I was feeling very productive early this morning.
I changed out the light bulb yet again in the kitchen and
managed to a) finally find a bulb that worked and b) not shock myself.
I walked my trash to the dumpster, and despite having felt a
little puny the day before, felt well enough to go ahead and walk my mile just
as the sun was coming up.
When I got home, I grabbed a bill and a box that I needed to
drop off at the post office, and of course my camera. I figured I would drive the Wetlands today
instead of walk. That mile I had already
walked was weighing a little heavier on me this morning. My legs were feeling rubbery and I wondered
if maybe yesterday hadn’t been a fluke.
Maybe, after roughly six healthy years on immunosuppressants, my luck
had run out and I was getting sick.
An hour after my walk this morning, I was pulling out of the
post office when a friend called to check on me. I lasted about two minutes on the phone with
her before I said, “I gotta go.” I was
exhausted … suddenly and couldn’t catch my breath.

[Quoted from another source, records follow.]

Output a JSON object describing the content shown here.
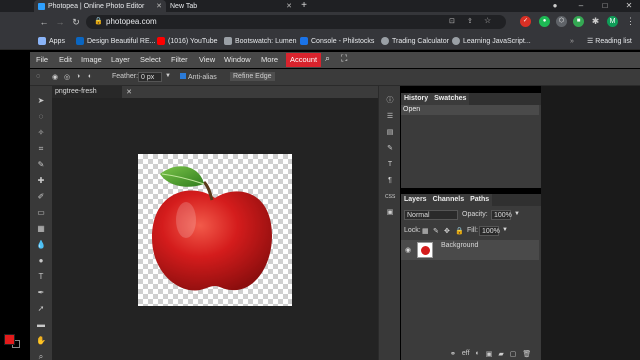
{
  "browser": {
    "tabs": [
      {
        "title": "Photopea | Online Photo Editor",
        "active": true
      },
      {
        "title": "New Tab",
        "active": false
      }
    ],
    "new_tab_symbol": "+",
    "url": "photopea.com",
    "profile_initial": "M",
    "reading_list": "Reading list",
    "bookmarks": [
      {
        "label": "Apps",
        "icon": "apps-grid-icon",
        "color": "#8ab4f8"
      },
      {
        "label": "Design Beautiful RE...",
        "icon": "linkedin-icon",
        "color": "#0a66c2"
      },
      {
        "label": "(1016) YouTube",
        "icon": "youtube-icon",
        "color": "#ff0000"
      },
      {
        "label": "Bootswatch: Lumen",
        "icon": "bootswatch-icon",
        "color": "#9aa0a6"
      },
      {
        "label": "Console - Philstocks",
        "icon": "philstocks-icon",
        "color": "#1a73e8"
      },
      {
        "label": "Trading Calculator",
        "icon": "globe-icon",
        "color": "#9aa0a6"
      },
      {
        "label": "Learning JavaScript...",
        "icon": "globe-icon",
        "color": "#9aa0a6"
      }
    ]
  },
  "photopea": {
    "menu": [
      "File",
      "Edit",
      "Image",
      "Layer",
      "Select",
      "Filter",
      "View",
      "Window",
      "More"
    ],
    "account": "Account",
    "options": {
      "feather_label": "Feather:",
      "feather_value": "0 px",
      "antialias": "Anti-alias",
      "refine_edge": "Refine Edge"
    },
    "document_tab": "pngtree-fresh",
    "history": {
      "tabs": [
        "History",
        "Swatches"
      ],
      "items": [
        "Open"
      ]
    },
    "layers": {
      "tabs": [
        "Layers",
        "Channels",
        "Paths"
      ],
      "blend_mode": "Normal",
      "opacity_label": "Opacity:",
      "opacity_value": "100%",
      "lock_label": "Lock:",
      "fill_label": "Fill:",
      "fill_value": "100%",
      "layer_name": "Background"
    },
    "bottom_labels": [
      "eff"
    ],
    "colors": {
      "foreground": "#e31b1b",
      "background": "#000000",
      "accent": "#d9232d"
    }
  }
}
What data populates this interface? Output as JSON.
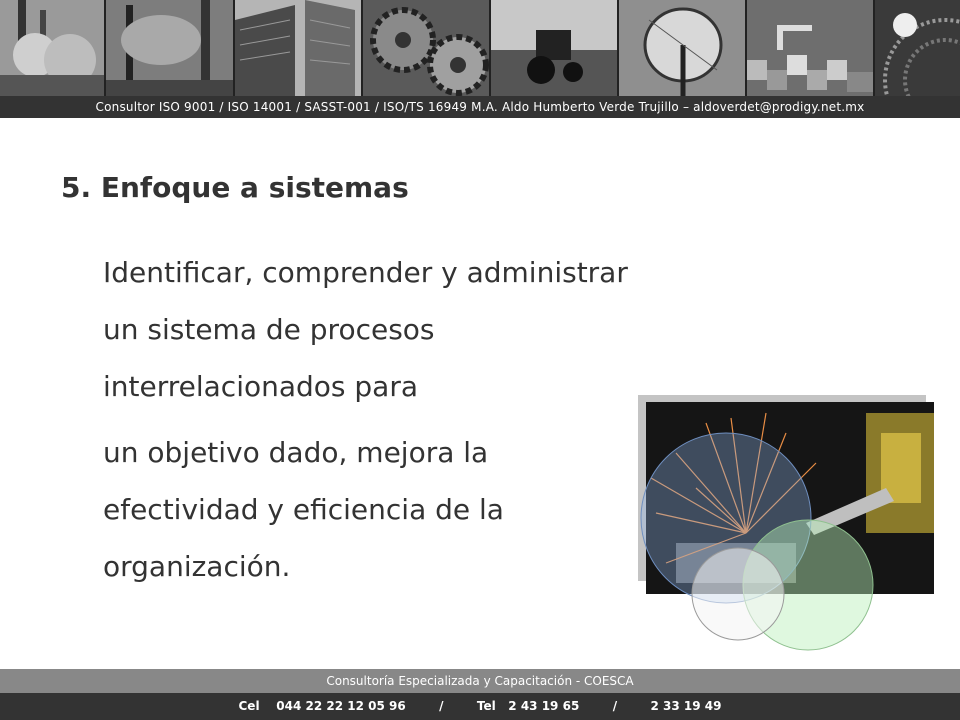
{
  "header": {
    "contact_line": "Consultor ISO 9001 / ISO 14001 / SASST-001 / ISO/TS 16949 M.A. Aldo Humberto Verde Trujillo  – aldoverdet@prodigy.net.mx"
  },
  "banner": {
    "images": [
      "smokestacks",
      "industrial-chimneys",
      "office-towers",
      "gears",
      "tractor-field",
      "satellite-dish",
      "machinery-pixels",
      "welder-turbine"
    ]
  },
  "slide": {
    "title": "5. Enfoque a sistemas",
    "paragraph_1": "Identificar, comprender y administrar un sistema de procesos interrelacionados para",
    "paragraph_2": "un objetivo dado, mejora la efectividad y eficiencia de la organización.",
    "illustration": "robotic-welding-sparks-with-circles"
  },
  "footer": {
    "company": "Consultoría Especializada y Capacitación  - COESCA",
    "phones": "Cel    044 22 22 12 05 96        /        Tel   2 43 19 65        /        2 33 19 49"
  },
  "colors": {
    "dark_strip": "#333333",
    "mid_strip": "#888888",
    "text": "#333333"
  }
}
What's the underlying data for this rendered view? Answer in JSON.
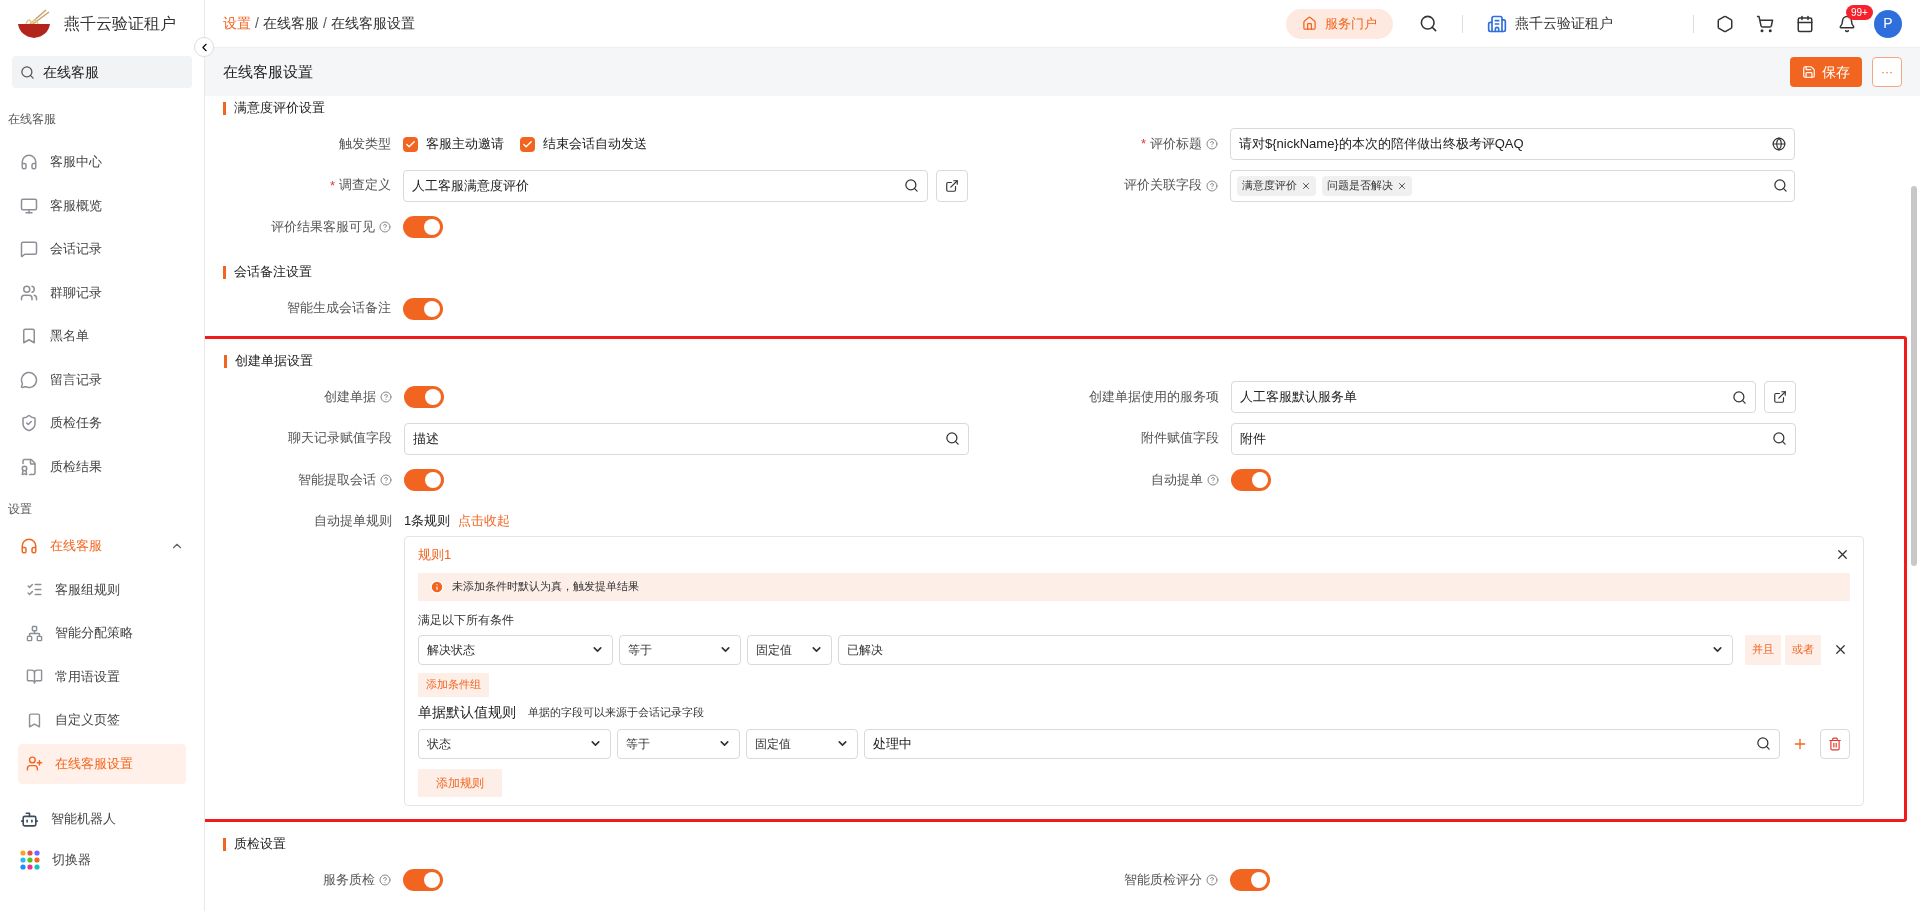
{
  "sidebar": {
    "tenant": "燕千云验证租户",
    "search": {
      "value": "在线客服"
    },
    "groups": [
      {
        "title": "在线客服",
        "items": [
          {
            "label": "客服中心",
            "selected": false
          },
          {
            "label": "客服概览",
            "selected": false
          },
          {
            "label": "会话记录",
            "selected": false
          },
          {
            "label": "群聊记录",
            "selected": false
          },
          {
            "label": "黑名单",
            "selected": false
          },
          {
            "label": "留言记录",
            "selected": false
          },
          {
            "label": "质检任务",
            "selected": false
          },
          {
            "label": "质检结果",
            "selected": false
          }
        ]
      },
      {
        "title": "设置",
        "items": [
          {
            "label": "在线客服",
            "selected": false,
            "expanded": true,
            "children": [
              {
                "label": "客服组规则",
                "selected": false
              },
              {
                "label": "智能分配策略",
                "selected": false
              },
              {
                "label": "常用语设置",
                "selected": false
              },
              {
                "label": "自定义页签",
                "selected": false
              },
              {
                "label": "在线客服设置",
                "selected": true
              }
            ]
          }
        ]
      }
    ],
    "footer_items": [
      {
        "label": "智能机器人"
      },
      {
        "label": "切换器"
      }
    ]
  },
  "header": {
    "breadcrumb": [
      {
        "label": "设置",
        "link": true
      },
      {
        "label": "在线客服",
        "link": false
      },
      {
        "label": "在线客服设置",
        "link": false
      }
    ],
    "separator": "/",
    "portal_button": "服务门户",
    "tenant": "燕千云验证租户",
    "notification_badge": "99+",
    "avatar": "P"
  },
  "page": {
    "title": "在线客服设置",
    "save_button": "保存",
    "more_button": "···"
  },
  "sections": [
    {
      "title": "满意度评价设置",
      "highlighted": false,
      "rows": [
        {
          "fields": [
            {
              "label": "触发类型",
              "kind": "checkboxes",
              "options": [
                {
                  "label": "客服主动邀请",
                  "checked": true
                },
                {
                  "label": "结束会话自动发送",
                  "checked": true
                }
              ]
            },
            {
              "label": "评价标题",
              "mark": "*",
              "help": true,
              "kind": "text",
              "value": "请对${nickName}的本次的陪伴做出终极考评QAQ"
            }
          ]
        },
        {
          "fields": [
            {
              "label": "调查定义",
              "mark": "*",
              "kind": "lookup",
              "value": "人工客服满意度评价",
              "link": true
            },
            {
              "label": "评价关联字段",
              "help": true,
              "kind": "tags",
              "tags": [
                "满意度评价",
                "问题是否解决"
              ]
            }
          ]
        },
        {
          "fields": [
            {
              "label": "评价结果客服可见",
              "help": true,
              "kind": "switch",
              "on": true
            }
          ]
        }
      ]
    },
    {
      "title": "会话备注设置",
      "highlighted": false,
      "rows": [
        {
          "fields": [
            {
              "label": "智能生成会话备注",
              "kind": "switch",
              "on": true
            }
          ]
        }
      ]
    },
    {
      "title": "创建单据设置",
      "highlighted": true,
      "rows": [
        {
          "fields": [
            {
              "label": "创建单据",
              "help": true,
              "kind": "switch",
              "on": true
            },
            {
              "label": "创建单据使用的服务项",
              "kind": "lookup",
              "value": "人工客服默认服务单",
              "link": true
            }
          ]
        },
        {
          "fields": [
            {
              "label": "聊天记录赋值字段",
              "kind": "lookup",
              "value": "描述",
              "link": false
            },
            {
              "label": "附件赋值字段",
              "kind": "lookup",
              "value": "附件",
              "link": false
            }
          ]
        },
        {
          "fields": [
            {
              "label": "智能提取会话",
              "help": true,
              "kind": "switch",
              "on": true
            },
            {
              "label": "自动提单",
              "help": true,
              "kind": "switch",
              "on": true
            }
          ]
        },
        {
          "fields": [
            {
              "label": "自动提单规则",
              "kind": "rules",
              "count": "1条规则",
              "toggle": "点击收起",
              "rule": {
                "title": "规则1",
                "notice": "未添加条件时默认为真，触发提单结果",
                "conditions_title": "满足以下所有条件",
                "conditions": [
                  {
                    "field": "解决状态",
                    "operator": "等于",
                    "type": "固定值",
                    "value": "已解决"
                  }
                ],
                "logic": [
                  "并且",
                  "或者"
                ],
                "add_condition": "添加条件组",
                "defaults_title": "单据默认值规则",
                "defaults_hint": "单据的字段可以来源于会话记录字段",
                "defaults": [
                  {
                    "field": "状态",
                    "operator": "等于",
                    "type": "固定值",
                    "value": "处理中"
                  }
                ],
                "add_rule": "添加规则"
              }
            }
          ]
        }
      ]
    },
    {
      "title": "质检设置",
      "highlighted": false,
      "rows": [
        {
          "fields": [
            {
              "label": "服务质检",
              "help": true,
              "kind": "switch",
              "on": true
            },
            {
              "label": "智能质检评分",
              "help": true,
              "kind": "switch",
              "on": true
            }
          ]
        }
      ]
    }
  ]
}
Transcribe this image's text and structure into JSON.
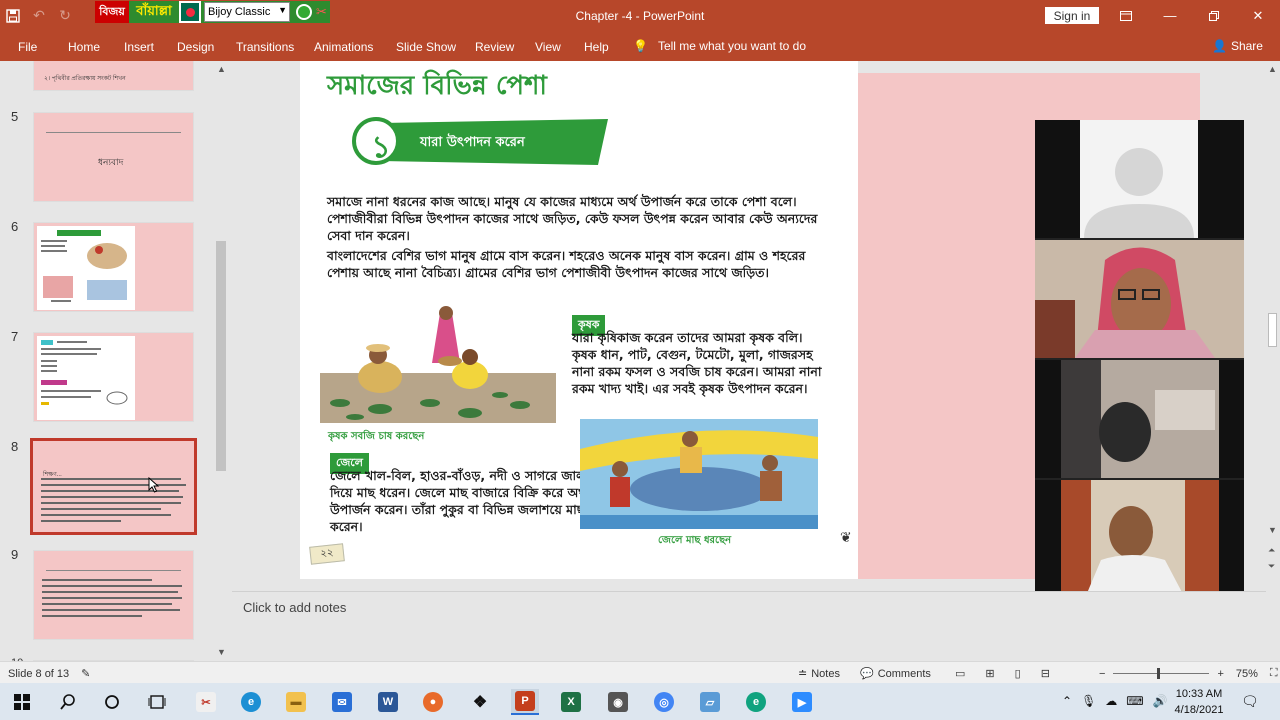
{
  "window": {
    "title": "Chapter -4  -  PowerPoint",
    "sign_in": "Sign in",
    "bijoy": {
      "badge": "বিজয়",
      "app_name": "বাঁয়াল্লা",
      "keyboard_layout": "Bijoy Classic"
    }
  },
  "ribbon": {
    "tabs": [
      "File",
      "Home",
      "Insert",
      "Design",
      "Transitions",
      "Animations",
      "Slide Show",
      "Review",
      "View",
      "Help"
    ],
    "tell_me": "Tell me what you want to do",
    "share": "Share"
  },
  "thumbnails": {
    "items": [
      {
        "num": "5",
        "text": "ধন্যবাদ"
      },
      {
        "num": "6"
      },
      {
        "num": "7"
      },
      {
        "num": "8",
        "text": "শিক্ষণ..."
      },
      {
        "num": "9"
      }
    ],
    "partial_top_text": "২। পৃথিবীর প্রতিরক্ষায় সংকট শিখন",
    "partial_bottom_num": "10"
  },
  "slide": {
    "heading": "সমাজের বিভিন্ন পেশা",
    "banner_number": "১",
    "banner_text": "যারা উৎপাদন করেন",
    "para1": "সমাজে নানা ধরনের কাজ আছে। মানুষ যে কাজের মাধ্যমে অর্থ উপার্জন করে তাকে পেশা বলে। পেশাজীবীরা বিভিন্ন উৎপাদন কাজের সাথে জড়িত, কেউ ফসল উৎপন্ন করেন আবার কেউ অন্যদের সেবা দান করেন।",
    "para2": "বাংলাদেশের বেশির ভাগ মানুষ গ্রামে বাস করেন। শহরেও অনেক মানুষ বাস করেন। গ্রাম ও শহরের পেশায় আছে নানা বৈচিত্র্য। গ্রামের বেশির ভাগ পেশাজীবী উৎপাদন কাজের সাথে জড়িত।",
    "farmer_label": "কৃষক",
    "farmer_text": "যারা কৃষিকাজ করেন তাদের আমরা কৃষক বলি। কৃষক ধান, পাট, বেগুন, টমেটো, মুলা, গাজরসহ নানা রকম ফসল ও সবজি চাষ করেন। আমরা নানা রকম খাদ্য খাই। এর সবই কৃষক উৎপাদন করেন।",
    "farmer_caption": "কৃষক সবজি চাষ করছেন",
    "fisher_label": "জেলে",
    "fisher_text": "জেলে খাল-বিল, হাওর-বাঁওড়, নদী ও সাগরে জাল দিয়ে মাছ ধরেন। জেলে মাছ বাজারে বিক্রি করে অর্থ উপার্জন করেন। তাঁরা পুকুর বা বিভিন্ন জলাশয়ে মাছ চাষ করেন।",
    "fisher_caption": "জেলে মাছ ধরছেন",
    "page_number": "২২"
  },
  "notes": {
    "placeholder": "Click to add notes"
  },
  "status": {
    "slide_info": "Slide 8 of 13",
    "notes": "Notes",
    "comments": "Comments",
    "zoom": "75%"
  },
  "taskbar": {
    "time": "10:33 AM",
    "date": "4/18/2021",
    "apps": [
      "start",
      "search",
      "cortana",
      "task-view",
      "snipping",
      "edge",
      "explorer",
      "mail",
      "word",
      "firefox",
      "dropbox",
      "powerpoint",
      "excel",
      "camera",
      "chrome",
      "whiteboard",
      "evernote",
      "zoom"
    ]
  },
  "colors": {
    "accent": "#b7472a",
    "slide_pink": "#f4c6c6",
    "heading_green": "#2e9b3a"
  }
}
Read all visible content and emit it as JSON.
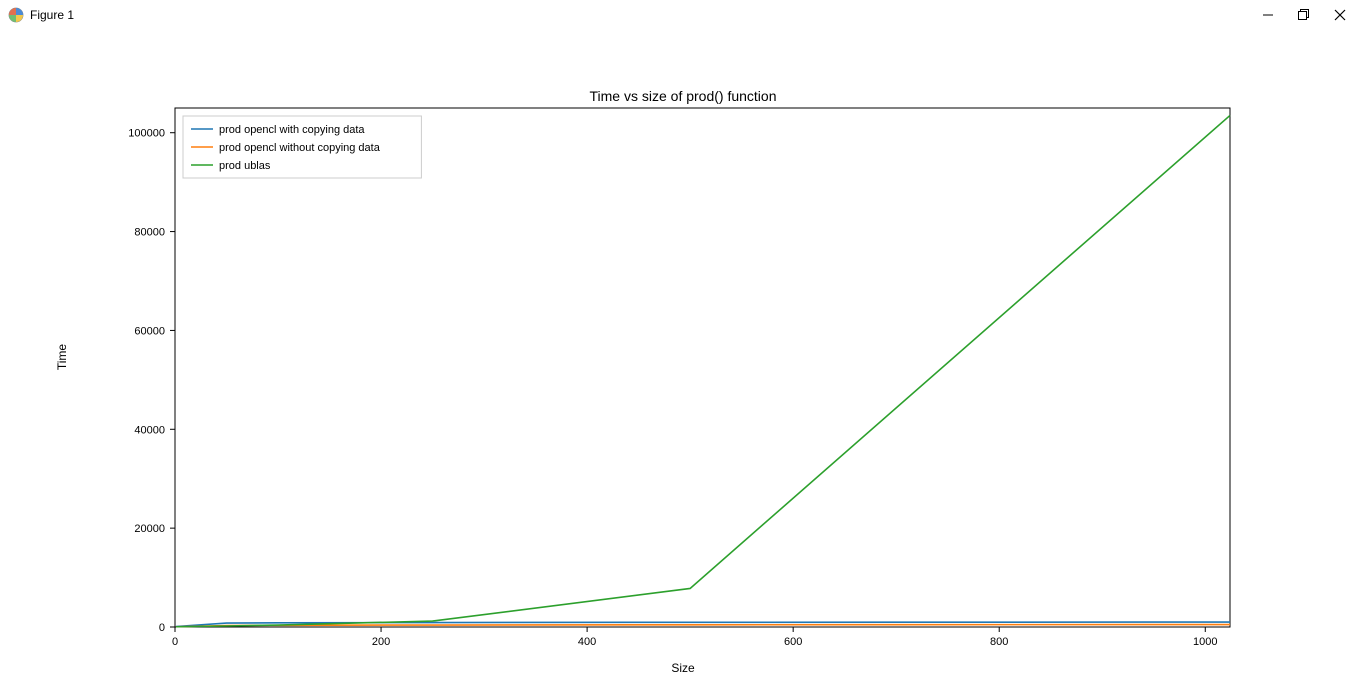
{
  "window": {
    "title": "Figure 1"
  },
  "chart_data": {
    "type": "line",
    "title": "Time vs size of prod() function",
    "xlabel": "Size",
    "ylabel": "Time",
    "xlim": [
      0,
      1024
    ],
    "ylim": [
      0,
      105000
    ],
    "xticks": [
      0,
      200,
      400,
      600,
      800,
      1000
    ],
    "yticks": [
      0,
      20000,
      40000,
      60000,
      80000,
      100000
    ],
    "x": [
      1,
      50,
      100,
      250,
      500,
      1024
    ],
    "series": [
      {
        "name": "prod opencl with copying data",
        "color": "#1f77b4",
        "values": [
          100,
          800,
          850,
          900,
          950,
          1000
        ]
      },
      {
        "name": "prod opencl without copying data",
        "color": "#ff7f0e",
        "values": [
          50,
          300,
          350,
          400,
          450,
          500
        ]
      },
      {
        "name": "prod ublas",
        "color": "#2ca02c",
        "values": [
          50,
          200,
          400,
          1200,
          7800,
          103500
        ]
      }
    ],
    "legend_position": "upper left"
  }
}
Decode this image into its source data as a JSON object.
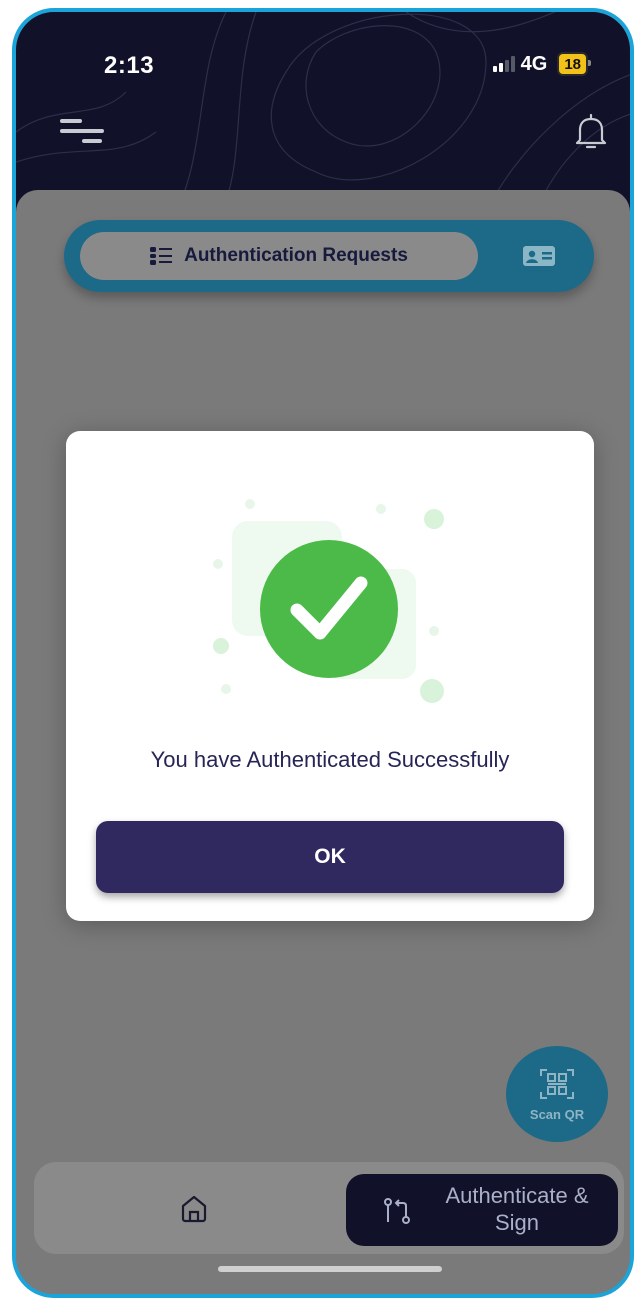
{
  "status_bar": {
    "time": "2:13",
    "network": "4G",
    "battery": "18"
  },
  "header": {
    "menu_icon": "hamburger-menu-icon",
    "notification_icon": "bell-icon"
  },
  "tabs": {
    "active_label": "Authentication Requests",
    "active_icon": "list-icon",
    "secondary_icon": "id-card-icon"
  },
  "modal": {
    "icon": "check-circle-icon",
    "message": "You have Authenticated Successfully",
    "ok_label": "OK"
  },
  "scan_qr": {
    "icon": "qr-scan-icon",
    "label": "Scan QR"
  },
  "bottom_nav": {
    "home_icon": "home-icon",
    "auth_sign_icon": "git-compare-icon",
    "auth_sign_label": "Authenticate & Sign"
  },
  "colors": {
    "header_bg": "#111129",
    "accent": "#1aa4d9",
    "tab_bg": "#1c6a87",
    "button": "#2f2960",
    "success": "#4cba48"
  }
}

I decided to go to the Wetlands. Surely, I thought, it didn’t take energy just
to drive. I turned on the heated seats
in the car to relax the nagging pain building in my hips and back and drove on.
I pulled into the Wetlands a few minutes later and that was when
I realized I should have just headed home.
Like I said in yesterday’s blog post, sometimes it takes me
a little bit longer than most people to figure out the obvious.
They say you know you have the flu by how fast it comes on. Yes, I hadn’t felt well the day before, but I
had been well enough to walk this morning and then an hour later just talking
to someone on the phone, just sitting upright in the car was more than I could
handle.
The road through the Wetlands is one way. Once you start, you’re committed. There’s no turning around. Fortunately, it’s not a long road. I could have probably gone through it faster
this morning, but I was not leaving without pictures. I didn’t care how I felt.
The weather this morning seemed to reflect my mood, though
sometimes I think the weather directly impacts my mood. I am one of many Floridians who always seem
to go a little crazy when we haven’t seen the sun for a few days—or a few hours.
It was cloudy this morning and gray when I pulled into the
Wetlands, but then the sun did that magic trick where it seems to be hiding one
second, and then the next thing you know it’s knocked on the cloudy window and
shattered the glass with streams of Godlight breaking through.
As I drove through the Wetlands, the sky alternated between
cloudy and sunny. The birds that stood
in shade seemed to hunch over and fluff their feathers and look as gloomy as
the skies, but the birds that stood in sunlight seemed to come alive, lifting
their heads and relishing how the sunlight danced across their feathers.
“Make sure you get my good side,” these birds seem to say to
me.
I left the Wetlands and raced home. I say “raced” but I took a detour to check on
the White Pelicans around the corner from me.
I didn’t stop to take pictures. I
was rapidly running out of energy to drive.
But I slowed and I smiled.
There were dozens of White Pelicans in the retention pond
and dozens more in the sky overhead.
Now those are some serious sky decorations, I thought.
I like my skies best filled with sun and blue, dotted here
and there with pelicans or ospreys or hawks.
Back home, I dragged my weary body up the stairs, physically
spent, but soul nourished by the best of spiritual medicine.